Tuesday, September 21, 2010
Review of Warrior by Zoe Archer - An excellent cross of Tomb Raider and Mummy on the Mongolian Steppes!
Author: Zoe Archer
Pages: 354 paperback
Genre: Historical Paranormal Romance/Adventure
Standalone/Series: Series (#1 of The Blades of the Rose)
Release: September 1st, 2010
Purchased by me *right now on sale at the Kindle store for $4.47 so go get it and pre-order the next three at the same price!
Author info: www.zoearcherbooks.com
Spoiler Alert: Small plot spoilers
GoodReads Blurb: To most people, the realm of magic is the stuff of nursery rhymes and dusty libraries. But for Capt. Gabriel Huntley, it’s become quite real and quite dangerous…
IN HOT PURSUIT…The vicious attack Capt. Gabriel Huntley witnesses in a dark alley sparks a chain of events that will take him to the ends of the Earth and beyond—where what is real and what is imagined become terribly confused. And frankly, Huntley couldn’t be more pleased. Intrigue, danger, and a beautiful woman in distress—just what he needs.
IN HOTTER WATER… Raised thousands of miles from England, Thalia Burgess is no typical Victorian lady. A good thing, because a proper lady would have no hope of recovering the priceless magical artifact Thalia is after. Huntley’s assistance might come in handy, though she has to keep him in the dark. But this distractingly handsome soldier isn’t easy to deceive…

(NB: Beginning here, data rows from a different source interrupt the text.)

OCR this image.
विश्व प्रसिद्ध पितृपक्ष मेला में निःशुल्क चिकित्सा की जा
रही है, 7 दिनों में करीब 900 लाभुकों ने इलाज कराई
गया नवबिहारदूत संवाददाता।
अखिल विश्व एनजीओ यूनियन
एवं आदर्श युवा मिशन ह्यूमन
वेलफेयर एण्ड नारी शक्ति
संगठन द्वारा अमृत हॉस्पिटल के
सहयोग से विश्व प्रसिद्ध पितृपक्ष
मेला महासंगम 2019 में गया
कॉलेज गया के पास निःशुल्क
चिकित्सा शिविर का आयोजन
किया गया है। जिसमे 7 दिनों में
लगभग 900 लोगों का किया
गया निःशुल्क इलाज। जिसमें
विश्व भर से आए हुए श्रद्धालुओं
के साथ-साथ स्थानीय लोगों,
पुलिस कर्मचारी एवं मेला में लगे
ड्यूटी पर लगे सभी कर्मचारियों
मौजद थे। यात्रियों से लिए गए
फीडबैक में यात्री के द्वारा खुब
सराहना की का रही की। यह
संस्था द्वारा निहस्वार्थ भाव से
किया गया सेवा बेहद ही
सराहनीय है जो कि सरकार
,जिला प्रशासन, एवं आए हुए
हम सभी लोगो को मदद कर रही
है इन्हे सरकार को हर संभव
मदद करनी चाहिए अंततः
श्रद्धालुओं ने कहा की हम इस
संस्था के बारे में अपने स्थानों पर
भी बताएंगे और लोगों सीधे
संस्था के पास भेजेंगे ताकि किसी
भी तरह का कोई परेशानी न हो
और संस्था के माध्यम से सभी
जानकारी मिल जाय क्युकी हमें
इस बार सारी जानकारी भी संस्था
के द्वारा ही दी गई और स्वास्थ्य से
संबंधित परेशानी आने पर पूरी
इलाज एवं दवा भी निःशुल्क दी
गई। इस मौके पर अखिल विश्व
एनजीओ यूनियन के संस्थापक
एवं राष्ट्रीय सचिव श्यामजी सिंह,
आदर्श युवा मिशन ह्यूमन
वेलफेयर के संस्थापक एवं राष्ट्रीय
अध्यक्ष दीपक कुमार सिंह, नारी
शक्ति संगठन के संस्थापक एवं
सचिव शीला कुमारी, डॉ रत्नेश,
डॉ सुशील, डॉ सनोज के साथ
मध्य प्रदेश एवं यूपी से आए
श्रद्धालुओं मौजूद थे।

REVIEW: What do you get when you mix Laura Croft from Tomb Raider and Rick O’Connell from Mummy – you get Warrior by Zoe Archer. Though since the story takes place in 19th century England and Mongolia at least where the Laura Croft analogy is concerned there is less technology and other “enhancements”. The book is a great mix of swashbuckling adventure with a dash of paranormal and a very satisfying helping of romance. The protagonists in this story, Gabriel and Thalia, are thrown together as they try to stop the Heirs of Albion from stealing a magical Source. In this story the British Empire is the bad guy as it tries to take over and subjugate the world by finding Sources imbued with magic that if they fall into the wrong hands can be used by the empire to rule the world. The Blades of the Rose, a group that Thalia’s father belongs to, works to stop the Heirs from obtaining the Sources and to return the Sources to their natural protectors, the people or groups that the magic was borne from in the first place to create the Source. Thalia takes up her father’s cause when he becomes too injured to go out on a critical mission and Gabriel comes to her rescue again and again while the attraction that burns between them gets hotter and hotter. Thalia is a great character – she has grown up on the steppes of Mongolia most her life and loves the land and acts and dresses like a Mongol although she was born an English lady. She is no meek English rose to shy away from action or to be outraged at bad language which is good because Gabriel, a former captain in the British Army, has a very filthy mouth. The chemistry between these two was burning hot and made my heart go a-pitter patter as they both fought the passion they felt for each other. And the love scenes Ms. Archer writes are panty scorching hot and fit well in the flow of the story. It was one thing that stuck with me from her Blades of the Rose novella in Half Past Dead (another favorite of mine) is how well balanced the love scenes are with the main story – there is no sacrifice of overall plot to have gratuitous sexy time and the sexy time is just as well written as the action scenes - though it is very descriptive so be warned if you are not a fan of explicit love scenes.
I also loved the setting of the book – I think historical paranormal romance/ action-adventure is becoming a new favorite genre of mine. The settings and descriptions of the Mongolian steppe and Gobi desert were stunning – I found myself looking up pictures of many things described in the book and much of what Ms. Archer described is real. Although I do not have a heightened desire to go riding around on a camel, I now have a new locale added to the places I wish to visit! I’m looking forward to where Ms. Archer takes us in her next books since a new book from the series will be published in the beginning of September/October/November/December. The language of the book is authentic (at least as far as I can tell) and charming as well – now I know how a British soldier might swear or a lady raised on the Mongolian steppes speaks – and it fits the time period of the book and the characters very well. That’s a pet peeve of mine –when the language does not match the character and time period the book is written in – thankfully Ms. Archer’s writing is delightfully British.
Overall a 4.5 out of 5 for me – delightful romance and swashbuckling on the Mongolian steppes!